Régions Brabant wallon

Quartier du champ Sainte-Anne à Wavre : bientôt 50 nouvelles constructions, sous l’œil attentif des riverains

Alors que la première phase du projet se termine, la société Matexi introduit une demande de permis pour construire 50 nouvelles maisons.

© Louis Matagne

La construction du quartier du Champ Sainte-Anne, à Wavre, entre dans une nouvelle étape avec l’introduction d’une demande de permis pour la construction de 50 maisons et l’aménagement d’une voirie entre le quartier et le nord de la ville. Pour rappel, ce projet immobilier d’envergure (670 nouveaux logements d’ici une dizaine d’années) avait commencé en 2018, après deux décennies de retards et de pourparlers avec les riverains. "Nous terminons la première phase, qui comporte environ 120 maisons et 90 appartements, ainsi que les voiries et parcs qui vont avec", explique Renaud Naiken, en charge du développement économique de Matexi sur le Brabant wallon. "La deuxième phase consiste à construire environ 80 maisons et 40 appartements, ainsi qu’une crèche, un pôle de mobilité douce et des aménagements paysagers. On peut dire que le projet suit normalement son cours, en suivant strictement le plan d’aménagement communal."

 

 

Riverains : l’inquiétude chez certains, la sérénité chez d’autres.

On se souvient cependant qu’un groupe de riverains, vivant Avenue Lepage et Chaussée de Bruxelles, étaient montés au créneau pour s’opposer au projet. Le Conseil d’Etat était intervenu, poussant Matexi à rencontrer la population et à revoir ses ambitions à la baisse. Un accord encadrant le projet avait finalement été signé.

"Le collectif a disparu après la signature de la convention, car nous étions globalement apaisés ", explique Vincent Redaelli, habitant du quartier et ancienne figure de proue du mouvement. Ces apaisements portaient notamment sur la mobilité, et la garantie que l’Avenue Lepage ne deviendrait pas l’axe d’accès principal au nouveau quartier. Aujourd’hui, alors que les premières habitations sont sorties de terre, on sent cependant une pointe d’amertume chez les anciens combattants. "Matexi s’est occupé des calculs concernant les passages de véhicules, et je pense que nous n’avons pas réalisé l’ampleur que le trafic allait prendre, même avec la convention. Aujourd’hui, la première phase est réalisée, et on l’impression d’un flot de véhicules, l’impression que des centaines de voitures entrent dans le quartier pour oui pour un non… "
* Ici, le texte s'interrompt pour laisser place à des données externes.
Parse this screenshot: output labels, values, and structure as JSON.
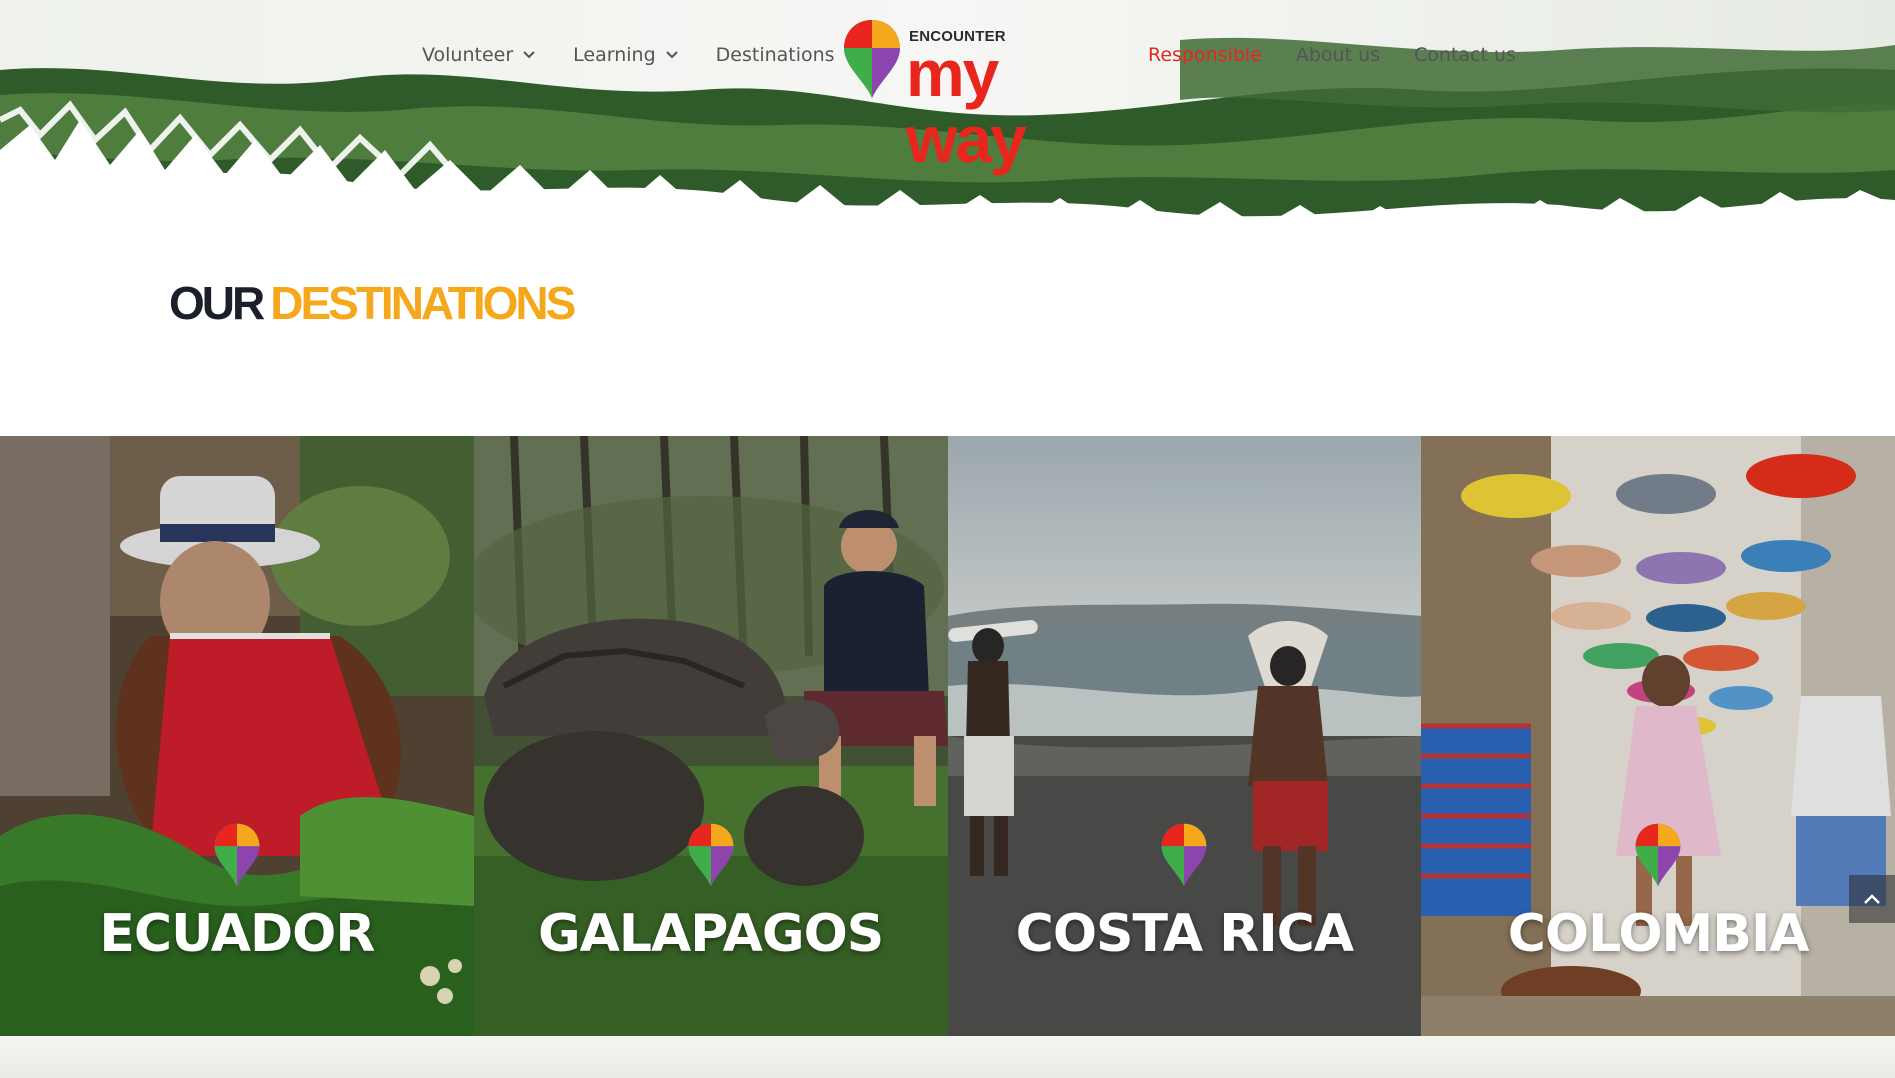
{
  "nav": {
    "left": [
      {
        "label": "Volunteer",
        "has_dropdown": true
      },
      {
        "label": "Learning",
        "has_dropdown": true
      },
      {
        "label": "Destinations",
        "has_dropdown": true
      }
    ],
    "right": [
      {
        "label": "Responsible",
        "active": true
      },
      {
        "label": "About us"
      },
      {
        "label": "Contact us"
      }
    ]
  },
  "logo": {
    "small": "ENCOUNTER",
    "big": "my way"
  },
  "title": {
    "word1": "OUR",
    "word2": "DESTINATIONS"
  },
  "destinations": [
    {
      "label": "ECUADOR"
    },
    {
      "label": "GALAPAGOS"
    },
    {
      "label": "COSTA RICA"
    },
    {
      "label": "COLOMBIA"
    }
  ],
  "colors": {
    "accent_red": "#e8261e",
    "accent_orange": "#f5a81c",
    "title_dark": "#1a1f2a",
    "nav_text": "#555555"
  },
  "icons": {
    "scroll_top": "chevron-up-icon",
    "dropdown": "chevron-down-icon",
    "pin": "map-pin-icon"
  }
}
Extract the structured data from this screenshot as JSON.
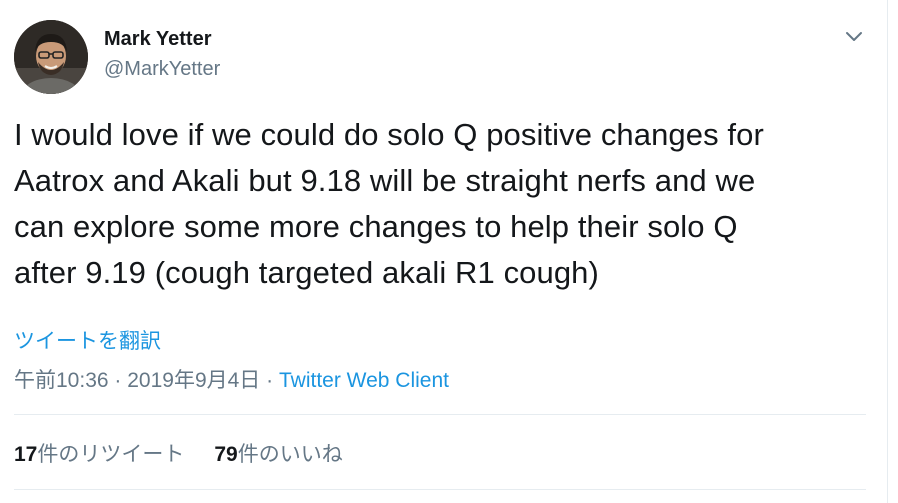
{
  "author": {
    "name": "Mark Yetter",
    "handle": "@MarkYetter",
    "avatar_icon": "profile-photo"
  },
  "tweet": {
    "lines": [
      "I would love if we could do solo Q positive changes for",
      "Aatrox and Akali but 9.18 will be straight nerfs and we",
      "can explore some more changes to help their solo Q",
      "after 9.19 (cough targeted akali R1 cough)"
    ],
    "translate_label": "ツイートを翻訳"
  },
  "meta": {
    "time": "午前10:36",
    "separator": " · ",
    "date": "2019年9月4日",
    "client": "Twitter Web Client"
  },
  "stats": {
    "retweet_count": "17",
    "retweet_label": "件のリツイート",
    "like_count": "79",
    "like_label": "件のいいね"
  },
  "icons": {
    "menu": "chevron-down-icon"
  },
  "colors": {
    "link": "#1b95e0",
    "muted": "#657786",
    "text": "#14171a",
    "divider": "#e6ecf0"
  }
}
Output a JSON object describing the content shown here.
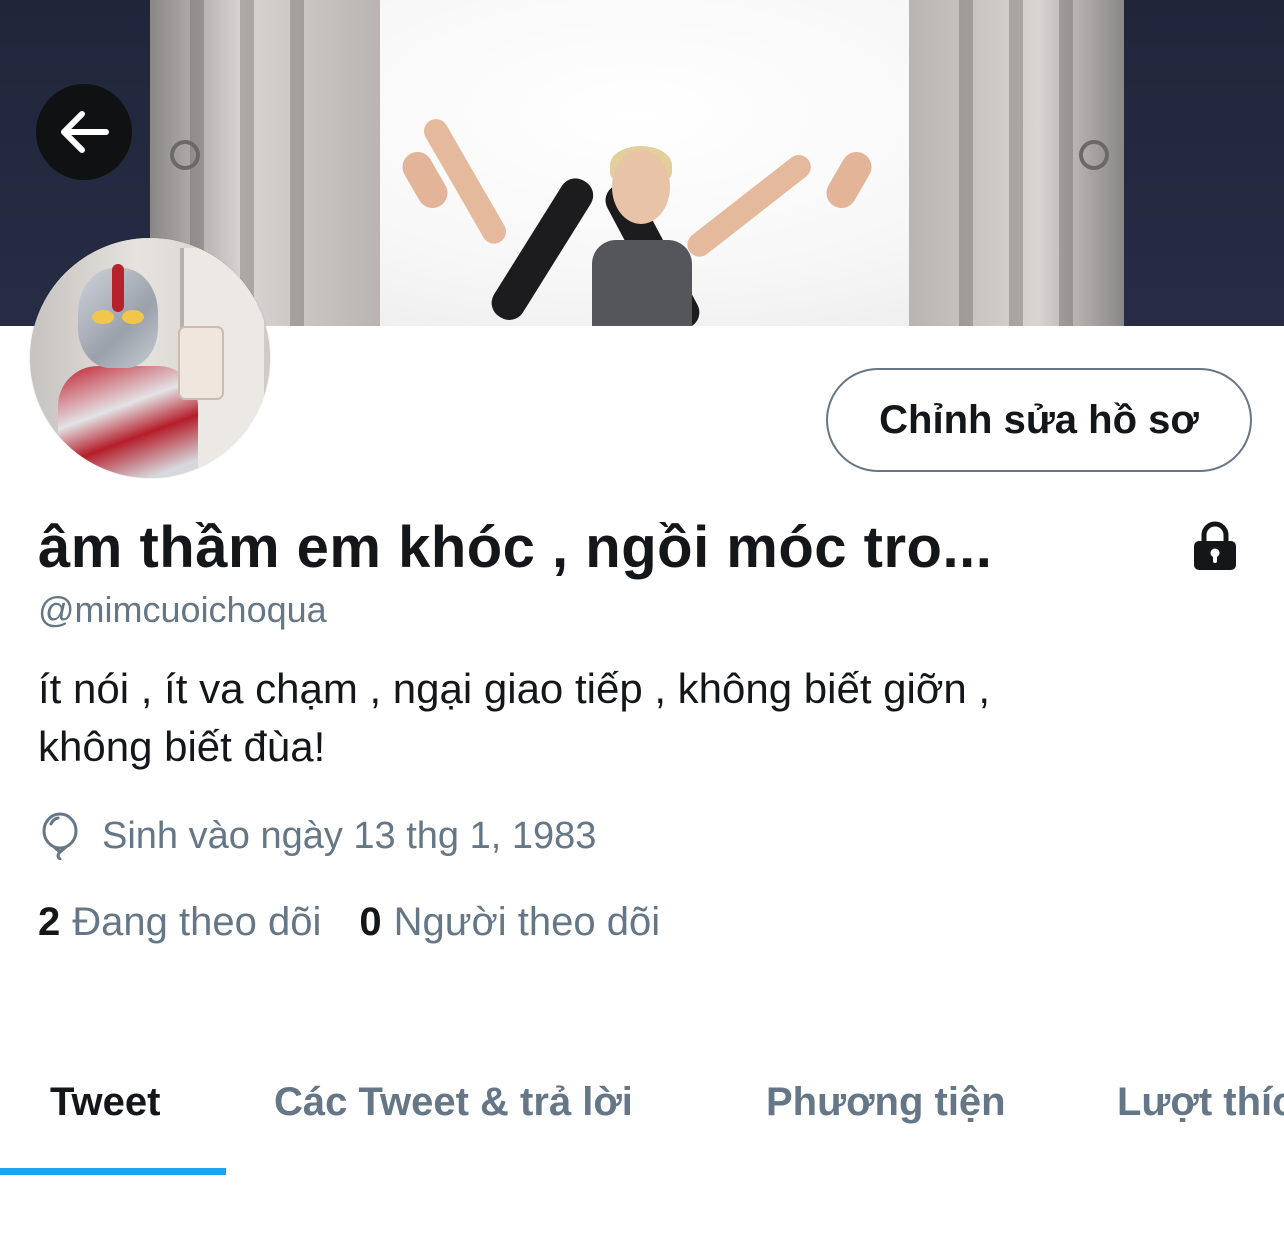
{
  "profile": {
    "display_name": "âm thầm em khóc , ngồi móc tro...",
    "handle": "@mimcuoichoqua",
    "bio_lines": [
      "ít nói , ít va chạm , ngại giao tiếp , không biết giỡn ,",
      "không biết đùa!"
    ],
    "birthday": "Sinh vào ngày 13 thg 1, 1983",
    "protected_icon": "lock-icon",
    "birthday_icon": "balloon-icon"
  },
  "actions": {
    "edit_profile_label": "Chỉnh sửa hồ sơ",
    "back_icon": "arrow-left-icon"
  },
  "stats": {
    "following": {
      "count": "2",
      "label": "Đang theo dõi"
    },
    "followers": {
      "count": "0",
      "label": "Người theo dõi"
    }
  },
  "tabs": [
    {
      "label": "Tweet",
      "active": true
    },
    {
      "label": "Các Tweet & trả lời",
      "active": false
    },
    {
      "label": "Phương tiện",
      "active": false
    },
    {
      "label": "Lượt thích",
      "active": false
    }
  ],
  "colors": {
    "accent": "#1da1f2",
    "text_primary": "#14171a",
    "text_secondary": "#657786"
  }
}
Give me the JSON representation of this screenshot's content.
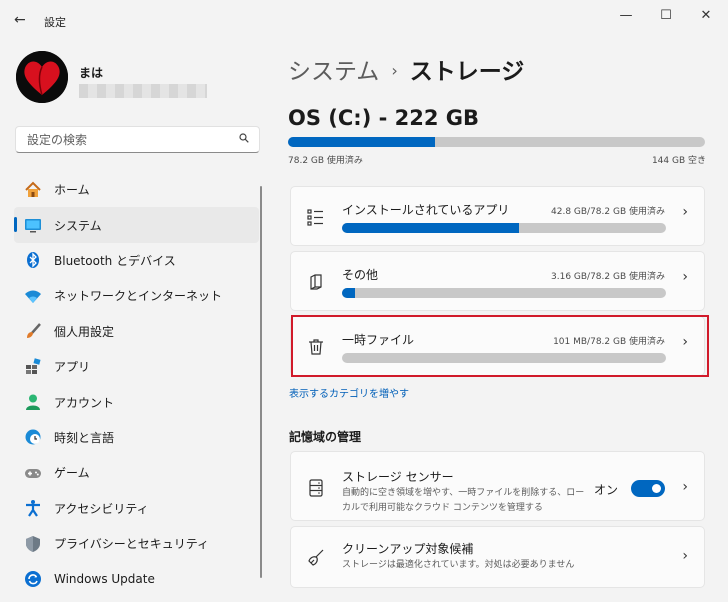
{
  "window": {
    "title": "設定",
    "back_icon": "←",
    "minimize": "—",
    "maximize": "☐",
    "close": "✕"
  },
  "user": {
    "name": "まは"
  },
  "search": {
    "placeholder": "設定の検索"
  },
  "nav": [
    {
      "label": "ホーム",
      "icon": "home-icon"
    },
    {
      "label": "システム",
      "icon": "system-icon",
      "active": true
    },
    {
      "label": "Bluetooth とデバイス",
      "icon": "bluetooth-icon"
    },
    {
      "label": "ネットワークとインターネット",
      "icon": "wifi-icon"
    },
    {
      "label": "個人用設定",
      "icon": "brush-icon"
    },
    {
      "label": "アプリ",
      "icon": "apps-icon"
    },
    {
      "label": "アカウント",
      "icon": "account-icon"
    },
    {
      "label": "時刻と言語",
      "icon": "clock-globe-icon"
    },
    {
      "label": "ゲーム",
      "icon": "gamepad-icon"
    },
    {
      "label": "アクセシビリティ",
      "icon": "accessibility-icon"
    },
    {
      "label": "プライバシーとセキュリティ",
      "icon": "shield-icon"
    },
    {
      "label": "Windows Update",
      "icon": "update-icon"
    }
  ],
  "breadcrumb": {
    "parent": "システム",
    "separator": "›",
    "current": "ストレージ"
  },
  "drive": {
    "title": "OS (C:) - 222 GB",
    "used_label": "78.2 GB 使用済み",
    "free_label": "144 GB 空き",
    "used_fraction": 0.352
  },
  "categories": [
    {
      "label": "インストールされているアプリ",
      "size": "42.8 GB/78.2 GB 使用済み",
      "fraction": 0.547,
      "icon": "apps-list-icon"
    },
    {
      "label": "その他",
      "size": "3.16 GB/78.2 GB 使用済み",
      "fraction": 0.04,
      "icon": "other-files-icon"
    },
    {
      "label": "一時ファイル",
      "size": "101 MB/78.2 GB 使用済み",
      "fraction": 0.0013,
      "icon": "trash-icon"
    }
  ],
  "more_categories_link": "表示するカテゴリを増やす",
  "management": {
    "heading": "記憶域の管理",
    "items": [
      {
        "title": "ストレージ センサー",
        "desc": "自動的に空き領域を増やす、一時ファイルを削除する、ローカルで利用可能なクラウド コンテンツを管理する",
        "toggle_label": "オン",
        "toggle_on": true,
        "icon": "storage-sense-icon"
      },
      {
        "title": "クリーンアップ対象候補",
        "desc": "ストレージは最適化されています。対処は必要ありません",
        "icon": "broom-icon"
      }
    ]
  },
  "colors": {
    "accent": "#0067c0",
    "highlight_border": "#d11a2a"
  }
}
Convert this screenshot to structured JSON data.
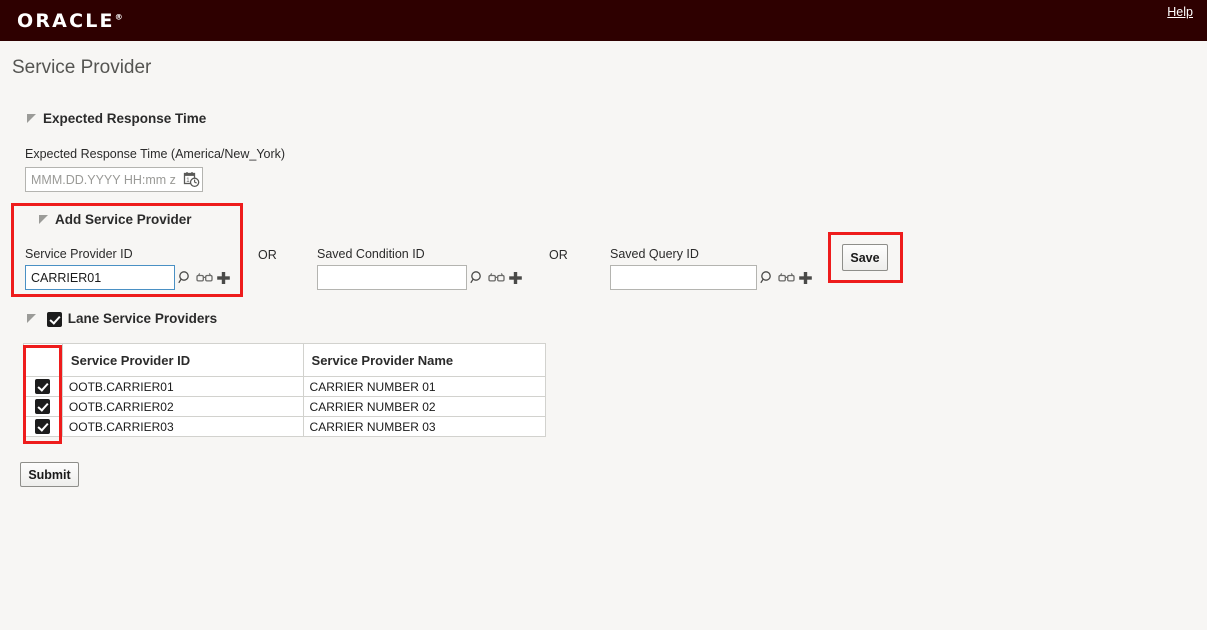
{
  "brand": {
    "logo_text": "ORACLE",
    "registered_mark": "®",
    "help_label": "Help"
  },
  "page": {
    "title": "Service Provider"
  },
  "expected_response_time": {
    "section_label": "Expected Response Time",
    "field_label": "Expected Response Time (America/New_York)",
    "field_value": "",
    "field_placeholder": "MMM.DD.YYYY HH:mm z",
    "picker_icon": "calendar-clock-icon"
  },
  "add_service_provider": {
    "section_label": "Add Service Provider",
    "service_provider_id": {
      "label": "Service Provider ID",
      "value": "CARRIER01",
      "placeholder": "",
      "focused": true
    },
    "or_1": "OR",
    "saved_condition_id": {
      "label": "Saved Condition ID",
      "value": "",
      "placeholder": ""
    },
    "or_2": "OR",
    "saved_query_id": {
      "label": "Saved Query ID",
      "value": "",
      "placeholder": ""
    },
    "save_button": "Save",
    "icons": [
      "search-icon",
      "binoculars-icon",
      "plus-icon"
    ]
  },
  "lane_service_providers": {
    "section_label": "Lane Service Providers",
    "section_checked": true,
    "columns": [
      "",
      "Service Provider ID",
      "Service Provider Name"
    ],
    "rows": [
      {
        "checked": true,
        "id": "OOTB.CARRIER01",
        "name": "CARRIER NUMBER 01"
      },
      {
        "checked": true,
        "id": "OOTB.CARRIER02",
        "name": "CARRIER NUMBER 02"
      },
      {
        "checked": true,
        "id": "OOTB.CARRIER03",
        "name": "CARRIER NUMBER 03"
      }
    ]
  },
  "footer": {
    "submit_button": "Submit"
  },
  "colors": {
    "brand_bar": "#2e0000",
    "page_background": "#f7f6f4",
    "annotation_red": "#ee1c1c",
    "input_focus_border": "#4a90c4"
  }
}
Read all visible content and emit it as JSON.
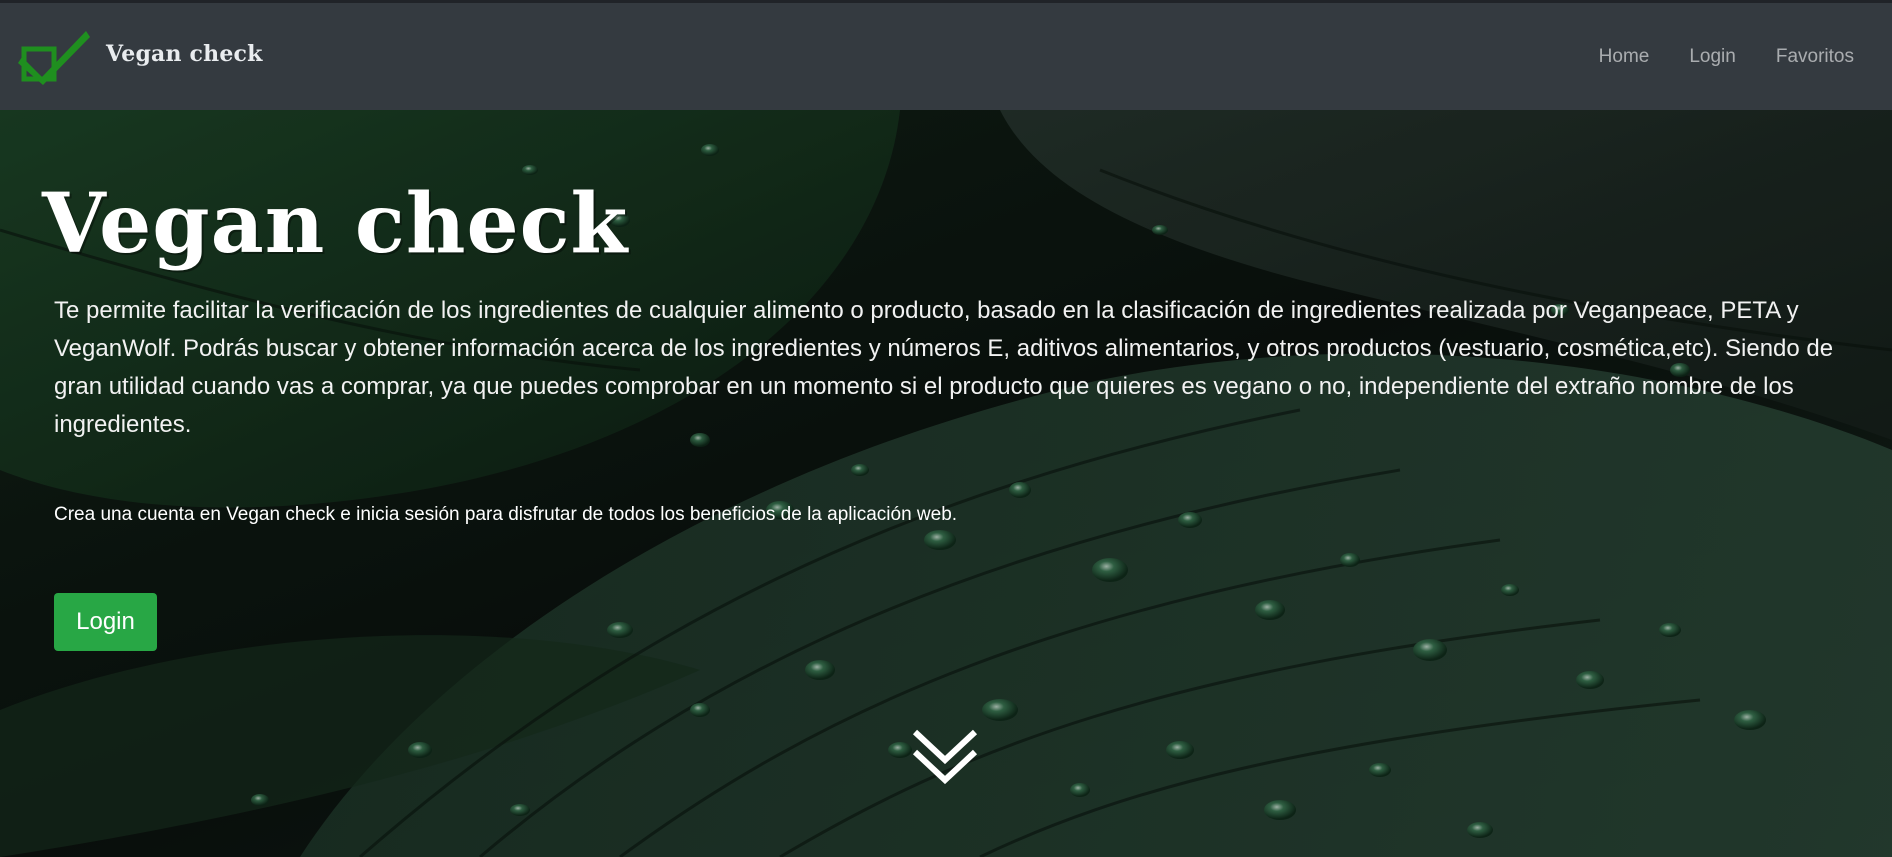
{
  "navbar": {
    "brand_name": "Vegan check",
    "brand_icon": "checkmark-box-icon",
    "links": [
      {
        "label": "Home"
      },
      {
        "label": "Login"
      },
      {
        "label": "Favoritos"
      }
    ]
  },
  "hero": {
    "title": "Vegan check",
    "description": "Te permite facilitar la verificación de los ingredientes de cualquier alimento o producto, basado en la clasificación de ingredientes realizada por Veganpeace, PETA y VeganWolf. Podrás buscar y obtener información acerca de los ingredientes y números E, aditivos alimentarios, y otros productos (vestuario, cosmética,etc). Siendo de gran utilidad cuando vas a comprar, ya que puedes comprobar en un momento si el producto que quieres es vegano o no, independiente del extraño nombre de los ingredientes.",
    "note": "Crea una cuenta en Vegan check e inicia sesión para disfrutar de todos los beneficios de la aplicación web.",
    "login_button": "Login",
    "scroll_icon": "double-chevron-down-icon",
    "background": "dark-green-leaves-with-water-drops"
  },
  "colors": {
    "navbar_bg": "#343a40",
    "accent_green": "#28a745",
    "logo_green": "#1f8f1f"
  }
}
Un sentiment que ne partagent pas tous les riverains de la rue, et notamment ceux arrivés plus tardivement. "Nous sommes là depuis 2018 et nous savions que le projet était en route", témoigne ainsi une habitante de l’avenue Lepage. "Oui, il y a du bruit et de la poussière, mais je ne trouve pas que la mobilité dans la rue soit problématique, il n’y a pas de bouchons par exemple. "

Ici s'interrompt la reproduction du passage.